Will There Be Chocolate in Heaven?

(photo: Credit: Bin im Garten, CC BY-SA 3.0, via Wikimedia Commons)

A five-year-old boy was having “The Talk” with his dad for the first time. “When a husband and wife really love one another,” explained the father, “they want to be really close together...”

The boy listened wide-eyed as his father explained how a man and a woman could marry and come together as one, and how God could bless their love by giving them a child. Sex didn't seem like something he'd want any part of, unless... unless....

Wait! Could the spouses EAT CHOCOLATE during intimacy? The boy didn't care much about that “coming together” part, but if there was chocolate involved, he'd go along with it. Chocolate would make anything—even the strangest behaviors—seem worthwhile.

C.S. Lewis first told a version of that story in his 1947 book Miracles. In it, he explained that our sense of loss, upon learning that there is no sex in heaven, is akin to that small boy's disappointment when he learns that sexual intimacy does not involve ingestion of large amounts of chocolate. The boy simply doesn't understand that in foregoing one thing (the chocolate), he makes way in his life for something much better (the sex).

In fact, Lewis said, the boy might wrongly regard the absence of chocolates as the chief characteristic of sexuality.  Lewis explained that

“...the reason why lovers in their carnal raptures don’t bother about chocolates is that they have something better to think of.  The boy knows chocolate: he does not know the positive thing that excludes it. We are in the same position. We know the sexual life; we do not know, except in glimpses, the other thing which, in Heaven, will leave no room for it.”

The story makes you smile; but we really are a lot like that kid. To us earthbound creatures, it sometimes seems that sitting around on a cloud, belting out Gregorian chant in some kind of nonstop heavenly sing-along with the angels.... Well, that sounds kind of boring!

And praying all the time? After all, an hour-long Mass on Sunday can seem like a long time when there's a baseball game to watch on TV and a steak to cook on the grill. But a real eternity, days stretching out into more days, as far as the mind can reach? With no smartphones, no Facebook, no reality TV? Heaven help us!

Australian illustrator and author Jane Seabrook, author of the “Furry Logic” series, quipped in her book  Laugh at Life, “If there's no chocolate in heaven, I'm not going!”

So what is heaven really like? When we get to the pearly gates, what will we see there?

There's God, of course; Jesus in all His resurrected glory, ready to welcome us.

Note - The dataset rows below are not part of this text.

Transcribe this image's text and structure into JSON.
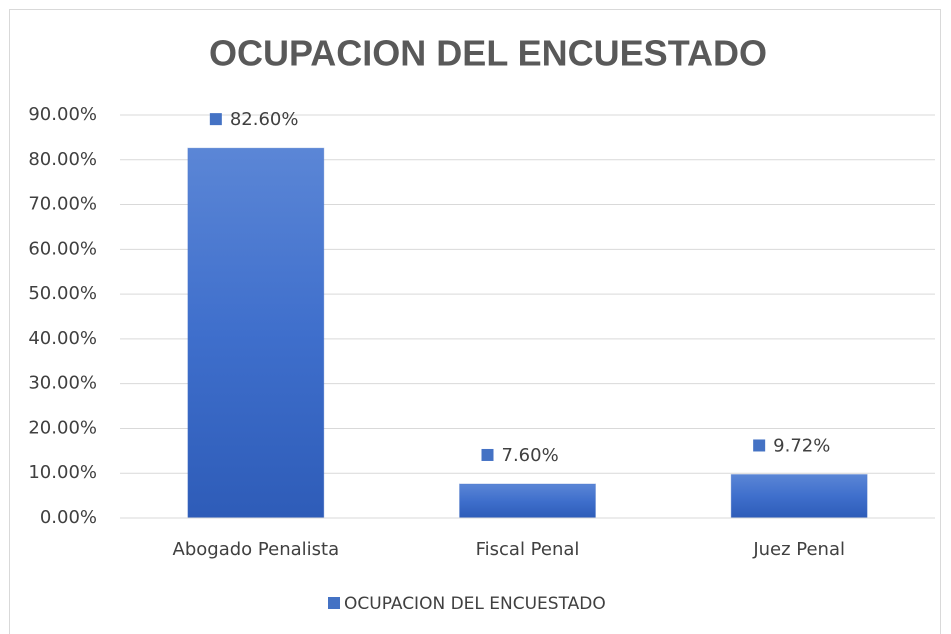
{
  "chart_data": {
    "type": "bar",
    "title": "OCUPACION DEL ENCUESTADO",
    "categories": [
      "Abogado Penalista",
      "Fiscal Penal",
      "Juez Penal"
    ],
    "series": [
      {
        "name": "OCUPACION DEL ENCUESTADO",
        "color": "#4472c4",
        "values": [
          82.6,
          7.6,
          9.72
        ],
        "value_labels": [
          "82.60%",
          "7.60%",
          "9.72%"
        ]
      }
    ],
    "ylim": [
      0,
      90
    ],
    "yticks": [
      {
        "value": 0,
        "label": "0.00%"
      },
      {
        "value": 10,
        "label": "10.00%"
      },
      {
        "value": 20,
        "label": "20.00%"
      },
      {
        "value": 30,
        "label": "30.00%"
      },
      {
        "value": 40,
        "label": "40.00%"
      },
      {
        "value": 50,
        "label": "50.00%"
      },
      {
        "value": 60,
        "label": "60.00%"
      },
      {
        "value": 70,
        "label": "70.00%"
      },
      {
        "value": 80,
        "label": "80.00%"
      },
      {
        "value": 90,
        "label": "90.00%"
      }
    ],
    "grid": true,
    "legend": "bottom"
  }
}
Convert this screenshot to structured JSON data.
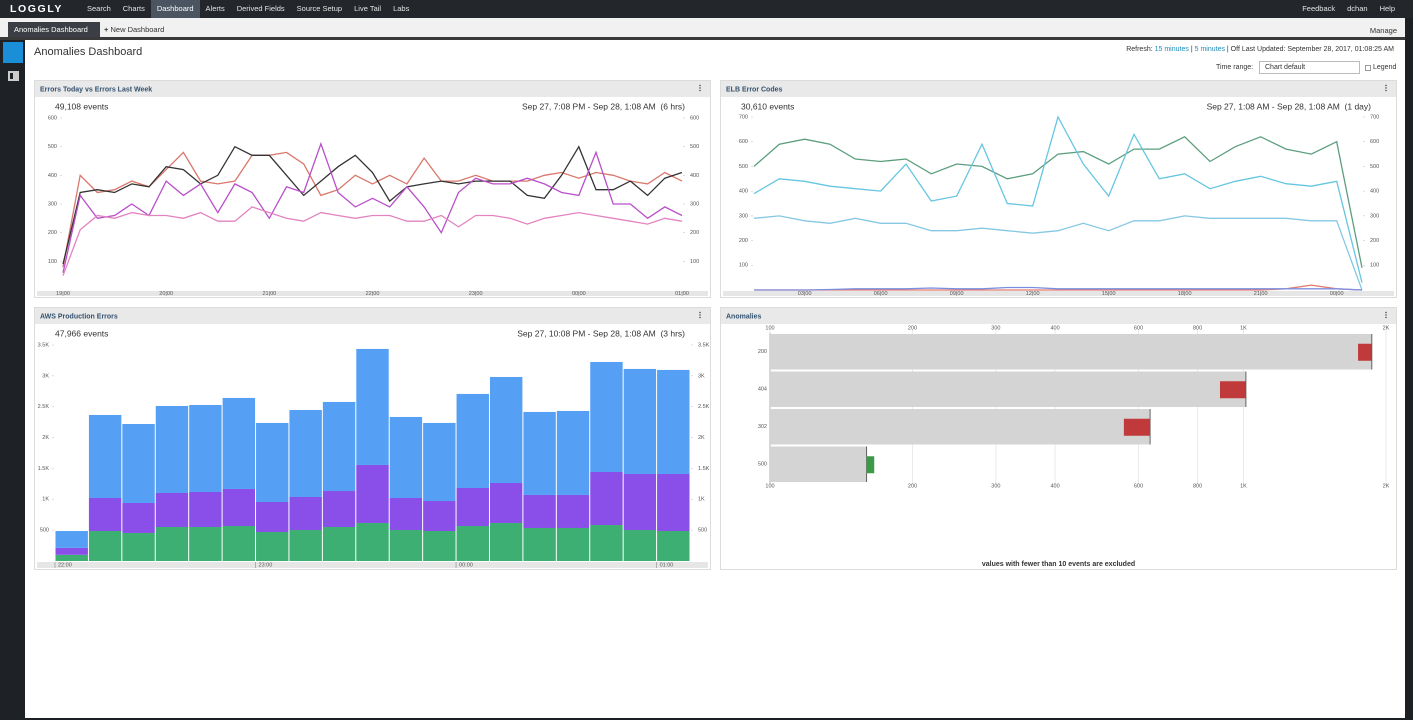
{
  "nav": {
    "logo": "LOGGLY",
    "items": [
      "Search",
      "Charts",
      "Dashboard",
      "Alerts",
      "Derived Fields",
      "Source Setup",
      "Live Tail",
      "Labs"
    ],
    "right": [
      "Feedback",
      "dchan",
      "Help"
    ]
  },
  "tabs": {
    "active": "Anomalies Dashboard",
    "new": "New Dashboard",
    "manage": "Manage"
  },
  "dashboard": {
    "title": "Anomalies Dashboard",
    "refresh_label": "Refresh:",
    "refresh_options": [
      "15 minutes",
      "5 minutes"
    ],
    "separator": "|",
    "status": "| Off Last Updated: September 28, 2017, 01:08:25 AM",
    "time_range_label": "Time range:",
    "time_range_value": "Chart default",
    "legend": "Legend"
  },
  "chart_data": [
    {
      "type": "line",
      "title": "Errors Today vs Errors Last Week",
      "subtitle": "49,108 events",
      "time_range": "Sep 27, 7:08 PM - Sep 28, 1:08 AM  (6 hrs)",
      "categories": [
        "19:00",
        null,
        null,
        null,
        null,
        null,
        "20:00",
        null,
        null,
        null,
        null,
        null,
        "21:00",
        null,
        null,
        null,
        null,
        null,
        "22:00",
        null,
        null,
        null,
        null,
        null,
        "23:00",
        null,
        null,
        null,
        null,
        null,
        "00:00",
        null,
        null,
        null,
        null,
        null,
        "01:00"
      ],
      "series": [
        {
          "color": "#d9776b",
          "values": [
            80,
            400,
            340,
            350,
            380,
            360,
            420,
            480,
            380,
            370,
            380,
            470,
            470,
            480,
            440,
            330,
            350,
            400,
            370,
            400,
            370,
            460,
            380,
            380,
            400,
            380,
            380,
            380,
            400,
            410,
            390,
            410,
            400,
            380,
            370,
            410,
            380
          ]
        },
        {
          "color": "#333333",
          "values": [
            90,
            340,
            350,
            340,
            370,
            360,
            430,
            420,
            370,
            400,
            500,
            470,
            470,
            400,
            330,
            380,
            430,
            470,
            410,
            310,
            360,
            370,
            380,
            370,
            380,
            380,
            380,
            330,
            320,
            400,
            500,
            350,
            350,
            380,
            330,
            390,
            410
          ]
        },
        {
          "color": "#b84fc9",
          "values": [
            60,
            330,
            250,
            260,
            300,
            260,
            380,
            330,
            370,
            270,
            370,
            340,
            250,
            360,
            340,
            510,
            340,
            290,
            320,
            290,
            360,
            290,
            200,
            340,
            390,
            370,
            370,
            390,
            370,
            340,
            330,
            480,
            300,
            300,
            250,
            290,
            260
          ]
        },
        {
          "color": "#e383c0",
          "values": [
            50,
            210,
            260,
            250,
            270,
            260,
            260,
            250,
            270,
            240,
            240,
            290,
            270,
            250,
            240,
            270,
            260,
            250,
            260,
            260,
            240,
            240,
            260,
            220,
            260,
            260,
            250,
            230,
            250,
            260,
            270,
            260,
            250,
            240,
            230,
            250,
            240
          ]
        }
      ],
      "ylim": [
        0,
        600
      ],
      "yticks": [
        100,
        200,
        300,
        400,
        500,
        600
      ],
      "y2lim": [
        0,
        600
      ],
      "y2ticks": [
        100,
        200,
        300,
        400,
        500,
        600
      ],
      "grid": false
    },
    {
      "type": "line",
      "title": "ELB Error Codes",
      "subtitle": "30,610 events",
      "time_range": "Sep 27, 1:08 AM - Sep 28, 1:08 AM  (1 day)",
      "categories": [
        null,
        null,
        "03:00",
        null,
        null,
        "06:00",
        null,
        null,
        "09:00",
        null,
        null,
        "12:00",
        null,
        null,
        "15:00",
        null,
        null,
        "18:00",
        null,
        null,
        "21:00",
        null,
        null,
        "00:00",
        null
      ],
      "series": [
        {
          "color": "#5c9e7e",
          "values": [
            500,
            590,
            610,
            590,
            530,
            520,
            530,
            470,
            510,
            500,
            450,
            470,
            550,
            560,
            510,
            570,
            570,
            620,
            520,
            580,
            620,
            570,
            550,
            600,
            90
          ]
        },
        {
          "color": "#66c6e0",
          "values": [
            390,
            450,
            440,
            420,
            410,
            400,
            510,
            360,
            380,
            590,
            350,
            340,
            700,
            510,
            380,
            630,
            450,
            470,
            410,
            440,
            460,
            430,
            420,
            440,
            30
          ]
        },
        {
          "color": "#86c8e4",
          "values": [
            290,
            300,
            280,
            270,
            290,
            270,
            270,
            240,
            240,
            250,
            240,
            230,
            240,
            270,
            240,
            280,
            280,
            300,
            290,
            290,
            290,
            290,
            280,
            280,
            0
          ]
        },
        {
          "color": "#e07a6e",
          "values": [
            0,
            0,
            0,
            0,
            0,
            0,
            0,
            0,
            0,
            0,
            0,
            0,
            0,
            0,
            0,
            0,
            0,
            0,
            0,
            0,
            0,
            5,
            20,
            5,
            0
          ]
        },
        {
          "color": "#7b8fe0",
          "values": [
            0,
            0,
            0,
            2,
            5,
            5,
            5,
            8,
            5,
            5,
            10,
            10,
            5,
            5,
            5,
            5,
            5,
            5,
            5,
            5,
            5,
            5,
            5,
            5,
            0
          ]
        }
      ],
      "ylim": [
        0,
        700
      ],
      "yticks": [
        100,
        200,
        300,
        400,
        500,
        600,
        700
      ],
      "y2lim": [
        0,
        700
      ],
      "y2ticks": [
        100,
        200,
        300,
        400,
        500,
        600,
        700
      ],
      "grid": false
    },
    {
      "type": "bar",
      "stacked": true,
      "title": "AWS Production Errors",
      "subtitle": "47,966 events",
      "time_range": "Sep 27, 10:08 PM - Sep 28, 1:08 AM  (3 hrs)",
      "categories": [
        "22:00",
        null,
        null,
        null,
        null,
        null,
        "23:00",
        null,
        null,
        null,
        null,
        null,
        "00:00",
        null,
        null,
        null,
        null,
        null,
        "01:00"
      ],
      "series": [
        {
          "color": "#3daf72",
          "values": [
            100,
            486,
            454,
            551,
            551,
            567,
            470,
            502,
            551,
            616,
            502,
            486,
            567,
            616,
            535,
            535,
            583,
            502,
            486
          ]
        },
        {
          "color": "#8a4fe8",
          "values": [
            113,
            535,
            486,
            551,
            567,
            600,
            486,
            535,
            583,
            940,
            519,
            486,
            616,
            648,
            535,
            535,
            859,
            908,
            924
          ]
        },
        {
          "color": "#55a0f5",
          "values": [
            273,
            1345,
            1280,
            1410,
            1410,
            1475,
            1281,
            1410,
            1443,
            1880,
            1313,
            1265,
            1524,
            1718,
            1345,
            1361,
            1783,
            1702,
            1686
          ]
        }
      ],
      "ylim": [
        0,
        3500
      ],
      "yticks": [
        500,
        {
          "value": 1000,
          "label": "1K"
        },
        {
          "value": 1500,
          "label": "1.5K"
        },
        {
          "value": 2000,
          "label": "2K"
        },
        {
          "value": 2500,
          "label": "2.5K"
        },
        {
          "value": 3000,
          "label": "3K"
        },
        {
          "value": 3500,
          "label": "3.5K"
        }
      ],
      "y2lim": [
        0,
        3500
      ],
      "y2ticks": [
        500,
        {
          "value": 1000,
          "label": "1K"
        },
        {
          "value": 1500,
          "label": "1.5K"
        },
        {
          "value": 2000,
          "label": "2K"
        },
        {
          "value": 2500,
          "label": "2.5K"
        },
        {
          "value": 3000,
          "label": "3K"
        },
        {
          "value": 3500,
          "label": "3.5K"
        }
      ],
      "grid": false
    },
    {
      "type": "bar",
      "orientation": "horizontal",
      "log_x": true,
      "title": "Anomalies",
      "note": "values with fewer than 10 events are excluded",
      "categories": [
        "200",
        "404",
        "302",
        "500"
      ],
      "series": [
        {
          "color": "#d4d4d4",
          "values": [
            1867,
            1012,
            635,
            160
          ]
        },
        {
          "colors": [
            "#c0393b",
            "#c0393b",
            "#c0393b",
            "#3a9a48"
          ],
          "values": [
            1746,
            892,
            559,
            166
          ]
        }
      ],
      "xlim": [
        100,
        2000
      ],
      "xticks": [
        100,
        200,
        300,
        400,
        600,
        800,
        {
          "value": 1000,
          "label": "1K"
        },
        {
          "value": 2000,
          "label": "2K"
        }
      ],
      "grid": true
    }
  ]
}
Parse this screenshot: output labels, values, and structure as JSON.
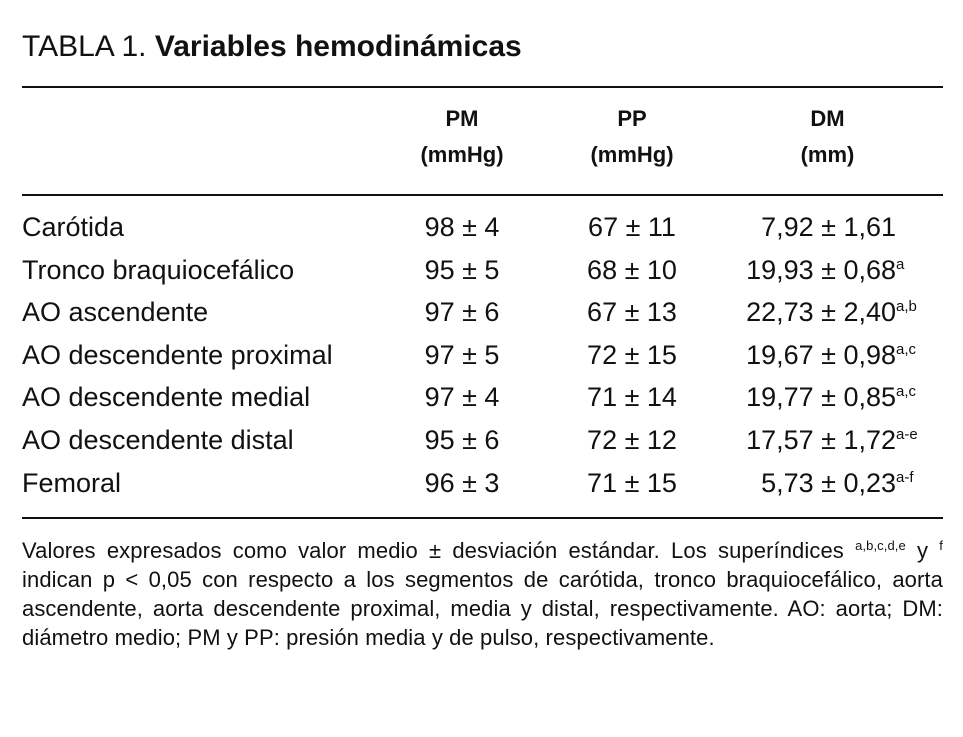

It's hard to imagine His great beauty and glory, but just looking upon Him will be our greatest pleasure.

And the other people! Grandma and Grandpa, family and friends we've loved, and others: the angels and saints, authors whose books we've treasured, presidents and kings, neighbors and childhood playmates, the Apostles and Mary Magdalen from the New Testament, and Old Testament figures like Abraham and David. The conversations with our fellow believers through the ages will be memorable.

Oh, about the food: You think Thanksgiving dinner was great? The feasts in heaven will be beyond anything we've enjoyed in this life. “...That you may eat and drink at My table in My kingdom,” promises Jesus in Luke 22:30, “and you will sit on thrones judging the twelve tribes of Israel.” And in Revelation 19:9, Jesus talks about the “marriage feast of the Lamb”—that  most extraordinary of all celebrations. Isaiah 25:6 is even more specific in naming the treats we can look forward to: “The Lord of hosts will prepare a lavish banquet for all peoples on this mountain; a banquet of aged wine, choice pieces with marrow, and refined, aged wine.”

And the views! If a walk in the woods or along the seashore is a highlight of your summer vacation, imagine the matchless beauty of the heavenly kingdom: a world of resplendent colors and ethereal harmonies never before experienced, a palette of wonderful works by the great God Who gave us fluffy kittens and fragrant rosebushes and breathtaking sunsets here on earth. (Revelation 21-22 gives us a glimpse of the majestic heavenly kingdom which John envisioned while on the island of Patmos.)

The human mind was created for learning—so there will be new pleasures to enchant, new discoveries to pique the imagination, at every turn. But always, forever, there will be God; and before the empyreal fire and light of His face, our hearts will sing. We won't miss our peanut butter cups.